La formation théâtrale en France
S’ouvrir à de multiples interprétations dans l’écriture contemporaine
Michel Dubois, une des figures de la décentralisation théâtrale, intervient
dans le cursus scolaire de l’Ecole Départementale de Théâtre (EDT 91) à
Corbeil-Essonnes comme metteur en scène des travaux des élèves de dernière
année.
Quel a été votre propre parcours de formation ?
Michel Dubois : En ce qui me concerne, je sais tout ce que je dois à
l’Ecole du CDE de Strasbourg (aujourd’hui TNS). J’ai été élève des toutes
premières années de cette école déjà exemplaire où, en parallèle avec la
formation elle-même, était transmise l’éthique propre au travail de
décentralisation si important dans les années 1960/1990. Ce double enseignement
est aujourd’hui encore au c’ur de mes travaux et réflexions sur notre art.
Quelle place avez-vous jusqu’alors accordée à la formation ?
M. D. : La formation destinée à des jeunes acteurs a été essentielle
au Centre Dramatique National ? Comédie de Caen où, entre 1982 et 1996 (ma
dernière année de direction de ce théâtre), nous avons élaboré des « ateliers de
recherches et de formations » qui ont eu une forte implication dans certaines
créations du CDN et dans la composition de son groupe d’acteurs permanents.

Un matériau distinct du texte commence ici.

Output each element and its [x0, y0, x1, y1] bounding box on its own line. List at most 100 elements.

Accroche : « Diriger un atelier de formation c’est se mettre soi-même en
apprentissage. »
Quelles sont les qualités que vous attendez de vos élèves ? Comment les
choisissez-vous ?
M. D. : Je ne suis pas qualifié pour aborder toutes ces données car je
ne suis à l’origine ni du recrutement des élèves ni du projet pédagogique à l’EDT
91. Je ne suis à Corbeil que pour mettre en place (et non en scène) le dernier
atelier du groupe en phase terminale de formation. Le choix s’est porté sur un
auteur contemporain aujourd’hui très remarqué, l’Anglais Howard Barker. Les
13 Objets de Barker que les élèves travaillent en ce moment avec moi
permettent de montrer à leurs futurs employeurs la complexité des ouvertures
d’interprétation qu’on exige des acteurs et actrices aujourd’hui dans la
découverte des écritures théâtrales de ces dernières années. Avec des auteurs
tels que Barker, des chemins nouveaux s’ouvrent à l’action dramaturgique, à ce
que je nommerais pour simplifier une nouvelle responsabilité du théâtre dans une
société en questionnements parfois contradictoires et pas toujours cohérents.

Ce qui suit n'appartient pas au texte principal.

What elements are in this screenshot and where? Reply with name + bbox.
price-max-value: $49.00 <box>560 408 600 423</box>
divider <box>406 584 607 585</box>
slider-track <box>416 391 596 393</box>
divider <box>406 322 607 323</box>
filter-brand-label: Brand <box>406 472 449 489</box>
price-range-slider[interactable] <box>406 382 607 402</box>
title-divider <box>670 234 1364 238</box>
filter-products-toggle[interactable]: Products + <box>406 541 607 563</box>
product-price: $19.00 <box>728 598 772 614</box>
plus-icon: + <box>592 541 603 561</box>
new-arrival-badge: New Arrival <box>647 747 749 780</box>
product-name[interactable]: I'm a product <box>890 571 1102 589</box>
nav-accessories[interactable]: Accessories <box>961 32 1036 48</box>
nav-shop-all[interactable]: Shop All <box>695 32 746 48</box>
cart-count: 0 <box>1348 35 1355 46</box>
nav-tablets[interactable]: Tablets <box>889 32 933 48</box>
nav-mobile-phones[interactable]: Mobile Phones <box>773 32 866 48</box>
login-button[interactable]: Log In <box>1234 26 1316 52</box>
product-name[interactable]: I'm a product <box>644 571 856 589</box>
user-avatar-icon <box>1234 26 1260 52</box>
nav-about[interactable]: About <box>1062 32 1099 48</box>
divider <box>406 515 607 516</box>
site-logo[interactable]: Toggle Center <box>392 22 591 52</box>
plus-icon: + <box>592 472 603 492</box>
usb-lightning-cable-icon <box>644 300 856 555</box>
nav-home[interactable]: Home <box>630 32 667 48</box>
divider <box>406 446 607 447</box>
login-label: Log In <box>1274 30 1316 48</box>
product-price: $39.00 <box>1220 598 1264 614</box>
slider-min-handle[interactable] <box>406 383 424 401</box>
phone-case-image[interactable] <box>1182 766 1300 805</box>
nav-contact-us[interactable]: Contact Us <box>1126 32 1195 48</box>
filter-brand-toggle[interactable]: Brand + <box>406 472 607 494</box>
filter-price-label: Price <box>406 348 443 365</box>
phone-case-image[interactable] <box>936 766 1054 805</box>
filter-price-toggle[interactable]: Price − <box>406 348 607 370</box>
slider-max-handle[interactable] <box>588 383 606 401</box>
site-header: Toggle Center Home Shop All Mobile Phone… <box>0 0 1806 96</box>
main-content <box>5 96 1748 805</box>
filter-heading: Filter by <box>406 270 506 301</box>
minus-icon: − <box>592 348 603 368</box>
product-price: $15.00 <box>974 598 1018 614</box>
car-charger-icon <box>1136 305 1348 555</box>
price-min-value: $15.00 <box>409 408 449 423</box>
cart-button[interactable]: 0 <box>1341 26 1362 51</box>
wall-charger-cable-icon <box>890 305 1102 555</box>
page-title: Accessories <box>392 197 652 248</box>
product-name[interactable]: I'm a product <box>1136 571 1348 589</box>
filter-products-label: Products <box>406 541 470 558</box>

Les jeunes acteurs doivent percevoir cette insécurité dont le jeu de l’acteur
doit s’imprégner et en être les témoins.
L’expérience pédagogique a-t-elle eu de l’influence sur vos propres travaux ?
M. D. : Bien sûr, diriger un atelier de formation c’est se mettre soit
même en apprentissage. Face à Barker je suis comme les étudiants de l’EDT, je
cherche à faire « transpirer » la matière poétique et politique de
l’écriture, et je peine, tâtonne et me trompe autant qu’eux. En boutade, je
dirais que je suis en ce moment moi aussi en formation.